Urgent need for the introduction of Tenecteplase in Pakistan: A Call to action for improved stroke and Mi Care


  • Mirza Rehan Yousaf 3rd Year MBBS Student, King Edward Medical University, Lahore, Pakistan https://orcid.org/0000-0002-1570-3281
  • Hamza Naeem King Edward Medical University, Lahore, Pakistan
  • Muhammad Bilal Shahid King Edward Medical University, Lahore, Pakistan




Madam, Tenecteplase is a recombinant tissue plasminogen activator (tPA) that is used in many countries worldwide for reperfusion in acute ischemic stroke (AIS) and STEMI because of its longer half-life and high fibrin specificity compared to other tPAs (e.g., alteplase) and Streptokinase.1 Tenecteplase binds with fibrin-rich clots using its fibronectin finger-like and kringle-2 domains. The binding allows the protease domain to cleave the Arg/Val bond, converting plasminogen into plasmin, which breaks the fibrin matrix of the thrombus, resulting in clot dissolution. While Stroke and MI remain in the top 5 leading causes of death in Pakistan2, this highly efficient thrombolytic agent is not yet accessible in most hospitals for reperfusion in acute ischemic stroke and myocardial infarction cases.

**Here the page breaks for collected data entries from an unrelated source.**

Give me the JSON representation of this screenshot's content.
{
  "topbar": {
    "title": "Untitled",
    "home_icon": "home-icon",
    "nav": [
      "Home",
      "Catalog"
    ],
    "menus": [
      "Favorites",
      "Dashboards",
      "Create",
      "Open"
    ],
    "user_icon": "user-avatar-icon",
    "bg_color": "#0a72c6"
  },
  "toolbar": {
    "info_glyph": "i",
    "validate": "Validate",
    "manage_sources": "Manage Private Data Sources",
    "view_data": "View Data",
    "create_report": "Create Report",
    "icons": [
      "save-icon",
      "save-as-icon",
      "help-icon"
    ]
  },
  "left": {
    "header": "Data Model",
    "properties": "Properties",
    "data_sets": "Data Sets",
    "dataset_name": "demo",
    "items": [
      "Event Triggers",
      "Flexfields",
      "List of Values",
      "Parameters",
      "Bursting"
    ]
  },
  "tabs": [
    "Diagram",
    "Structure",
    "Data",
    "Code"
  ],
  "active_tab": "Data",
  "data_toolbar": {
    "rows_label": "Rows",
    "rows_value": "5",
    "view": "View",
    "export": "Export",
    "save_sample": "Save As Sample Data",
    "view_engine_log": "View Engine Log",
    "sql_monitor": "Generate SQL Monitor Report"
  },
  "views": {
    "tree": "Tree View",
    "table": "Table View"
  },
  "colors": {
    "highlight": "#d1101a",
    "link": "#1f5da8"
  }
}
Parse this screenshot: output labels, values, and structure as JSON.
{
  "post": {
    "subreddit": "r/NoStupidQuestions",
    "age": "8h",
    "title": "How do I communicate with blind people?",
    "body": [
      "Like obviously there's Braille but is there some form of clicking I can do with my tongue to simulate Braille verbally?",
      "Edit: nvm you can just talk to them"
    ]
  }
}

Many studies offer promising results, with tenecteplase being a better thrombolytic agent for acute ischemic stroke and STEMI than alteplase. In India, studies declare tenecteplase effective and safe in STEMI patients with clinically successful thrombolysis reported in 80.67% of patients, while intracranial hemorrhage associated with tenecteplase was only 0.39%.3 Tenecteplase is more efficient and at least as safe as alteplase for acute ischemic stroke. According to a meta-analysis involving 2031 patients, the patients given Tenecteplase showed higher recanalization rates (ARD=0.11, 95%CI) and early neurological improvement (ARD=0.10, 95% CI) compared to patients given alteplase.4 Tenecteplase also has a lower cost and a more favorable pharmacokinetic profile allowing bolus injection.

Regrettably, Tenecteplase is not yet accessible in Pakistan due to unclear political and administrative factors, and border restrictions. Studies claim that only six hospitals in Pakistan currently offer intravenous thrombolytic therapy with alteplase, all being private tertiary care hospitals.5 While the world is adopting Tenecteplase instead of alteplase because of its better results, a more favourable side effects profile, and lower cost, our healthcare system is still dependent on SK for IV thrombolysis in cases of STEMI, which too is sometimes not available in many hospitals.

In light of available evidence suggesting Tenecteplase as a better alternative to alteplase and Streptokinase, the health government and hospital policymakers should consider introducing tenecteplase in Pakistan as the standard care for STEMI, New Onset LBBB (Left Bundle Branch Block), Acute Ischemic Stroke, Prosthetic Valve Thrombosis, Pulmonary Embolism, and Deep Venous Thrombosis.